Early Friday, the Norwegian Nobel Committee will announce this year's Nobel Peace Prize winner. Whoever it is, the choice is sure to generate controversy. After all, Peace Prize winners are not timid folks content with the status quo. They are people of action whose bold ideas blatantly challenge existing powers.
Predictably, the controversy will come in several flavors. Some will say the winner has not done enough to deserve the distinction. Others will complain that the decision by the Nobel Committee, appointed by the elected Norwegian Parliament, is politically motivated. A few will criticize the choice as not conforming to Alfred Nobel's will.
In our own back yard, whether the announcement is controversial will depend in large part upon how familiar we are with the winner. Announce Barack Obama, and almost everyone will have an opinion. Announce Tawakkol Karman, and almost everyone will say, "Who?"
And some will say, "Who cares?" That's a good question. Why should we in Minnesota care who wins the Nobel Peace Prize, or in fact, whether anyone wins it at all?
The answer is threefold. First, the Peace Prize has been a bellwether for distant issues highly likely to affect us in the future. Although we might not have known Karman when she was announced last year, this young "mother of the revolution" is the face of millions who are rising up against repressive regimes and demanding, to their personal peril, greater democracy. The Arab Spring, with its unevenness and unpredictability, has and will cause us to recalibrate our policy, trade and military decisions for the next many years.
This bellwether aspect also pertained in 2007. Regardless of what we thought then about Al Gore and the Intergovernmental Panel on Climate Change, aid agencies and the U.S. military alike are now engaged in scenario planning related to the destabilization of populations triggered by climate change. Minnesota, as home to agribusinesses widely known (Land O'Lakes) or locally known (farm owner Bob Anderson of Redwood County), will be directly affected by the science and politics of this issue.
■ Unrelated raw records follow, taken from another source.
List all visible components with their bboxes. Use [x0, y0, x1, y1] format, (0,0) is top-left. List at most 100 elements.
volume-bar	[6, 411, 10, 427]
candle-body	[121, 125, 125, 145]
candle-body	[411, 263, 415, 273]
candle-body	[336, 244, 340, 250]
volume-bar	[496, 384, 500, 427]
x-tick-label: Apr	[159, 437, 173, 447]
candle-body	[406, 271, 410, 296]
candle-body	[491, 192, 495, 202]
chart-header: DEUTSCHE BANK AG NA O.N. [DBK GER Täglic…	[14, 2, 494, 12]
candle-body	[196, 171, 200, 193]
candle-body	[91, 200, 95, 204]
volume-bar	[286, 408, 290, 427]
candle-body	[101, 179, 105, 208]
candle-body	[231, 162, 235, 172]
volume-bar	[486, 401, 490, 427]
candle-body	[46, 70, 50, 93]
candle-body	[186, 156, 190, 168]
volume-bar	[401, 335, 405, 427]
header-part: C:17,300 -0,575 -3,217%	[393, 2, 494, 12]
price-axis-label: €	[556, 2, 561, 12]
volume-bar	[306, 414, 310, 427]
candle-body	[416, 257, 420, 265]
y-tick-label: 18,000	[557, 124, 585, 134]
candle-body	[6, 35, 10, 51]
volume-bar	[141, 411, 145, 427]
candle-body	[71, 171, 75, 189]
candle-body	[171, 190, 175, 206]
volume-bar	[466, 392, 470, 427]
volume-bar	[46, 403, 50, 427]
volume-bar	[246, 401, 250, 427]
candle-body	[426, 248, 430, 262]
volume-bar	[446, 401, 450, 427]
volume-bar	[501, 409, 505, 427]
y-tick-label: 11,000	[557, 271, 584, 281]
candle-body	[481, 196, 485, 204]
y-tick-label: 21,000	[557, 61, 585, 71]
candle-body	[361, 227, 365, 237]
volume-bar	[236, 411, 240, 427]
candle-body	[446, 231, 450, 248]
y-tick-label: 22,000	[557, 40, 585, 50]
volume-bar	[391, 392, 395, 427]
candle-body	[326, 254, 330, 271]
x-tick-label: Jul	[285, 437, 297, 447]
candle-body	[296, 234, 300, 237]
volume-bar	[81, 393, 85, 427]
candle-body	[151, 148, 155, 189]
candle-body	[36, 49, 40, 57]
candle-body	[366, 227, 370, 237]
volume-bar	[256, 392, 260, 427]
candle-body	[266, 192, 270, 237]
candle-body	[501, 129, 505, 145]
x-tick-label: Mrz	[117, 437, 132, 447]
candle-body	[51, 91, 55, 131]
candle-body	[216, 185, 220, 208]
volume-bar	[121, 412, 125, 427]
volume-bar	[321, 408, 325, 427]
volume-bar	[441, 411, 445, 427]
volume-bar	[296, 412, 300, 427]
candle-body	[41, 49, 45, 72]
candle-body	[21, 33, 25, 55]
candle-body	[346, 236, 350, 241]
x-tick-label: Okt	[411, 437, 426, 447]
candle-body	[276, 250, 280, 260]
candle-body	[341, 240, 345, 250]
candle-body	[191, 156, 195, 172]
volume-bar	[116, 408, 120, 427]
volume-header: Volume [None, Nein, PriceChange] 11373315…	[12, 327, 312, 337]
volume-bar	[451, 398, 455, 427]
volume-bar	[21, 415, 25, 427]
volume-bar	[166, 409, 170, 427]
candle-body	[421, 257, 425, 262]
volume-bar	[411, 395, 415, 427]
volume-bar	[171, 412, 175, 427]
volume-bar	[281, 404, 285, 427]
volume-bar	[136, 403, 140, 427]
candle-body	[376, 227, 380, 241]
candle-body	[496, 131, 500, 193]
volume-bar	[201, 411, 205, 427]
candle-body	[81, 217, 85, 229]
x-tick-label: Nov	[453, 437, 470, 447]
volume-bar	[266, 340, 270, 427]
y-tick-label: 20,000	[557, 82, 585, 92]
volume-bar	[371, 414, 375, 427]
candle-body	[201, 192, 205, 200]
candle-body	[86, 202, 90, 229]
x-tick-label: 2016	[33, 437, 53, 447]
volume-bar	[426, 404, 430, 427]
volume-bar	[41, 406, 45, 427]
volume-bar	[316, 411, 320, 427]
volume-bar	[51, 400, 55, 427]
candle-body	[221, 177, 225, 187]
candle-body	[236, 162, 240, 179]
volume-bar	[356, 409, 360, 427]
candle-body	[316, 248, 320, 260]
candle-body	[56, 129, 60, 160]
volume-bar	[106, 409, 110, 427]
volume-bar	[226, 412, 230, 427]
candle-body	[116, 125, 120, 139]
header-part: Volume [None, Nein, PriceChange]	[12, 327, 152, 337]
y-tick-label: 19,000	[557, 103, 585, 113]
In addition to the bellwether phenomenon, the Nobel announcement predictably triggers a useful snapshot of differing views and values. The 2010 announcement of Chinese dissident Liu Xiaobo was greeted positively, but not in China. The 1991 selection of Burmese leader Aung San Suu Kyi was greeted positively, but not in Burma. While the explanations behind these reactions are rather obvious, reactions to other winners are more complex. In a small world, it's fairly important to know who agrees -- or disagrees -- and why.
Finally, there's a more personal reason for Minnesotans to care who wins the Nobel Peace Prize. In times when we are fatigued by political diatribes, economic challenges and personal issues, it is uplifting to know there are people in the world who see something amiss, envision a different reality, and risk life and reputation to advance the ball. Through their ideas and their work, winners such as Norman Borlaug (the Green Revolution), Karman (political rights), and Muhammad Yunus (microcredit) have fundamentally altered our notion of what the human experience is and can be.
As the world's most exclusive club expands by one, it will be inspiring for the rest of us to contemplate just how much the world is changed by the actions of a few.
Maureen K. Reed is the executive director of the Nobel Peace Prize Forum, which is hosted by Augsburg College in partnership with the University of Minnesota Humphrey School of Public Affairs.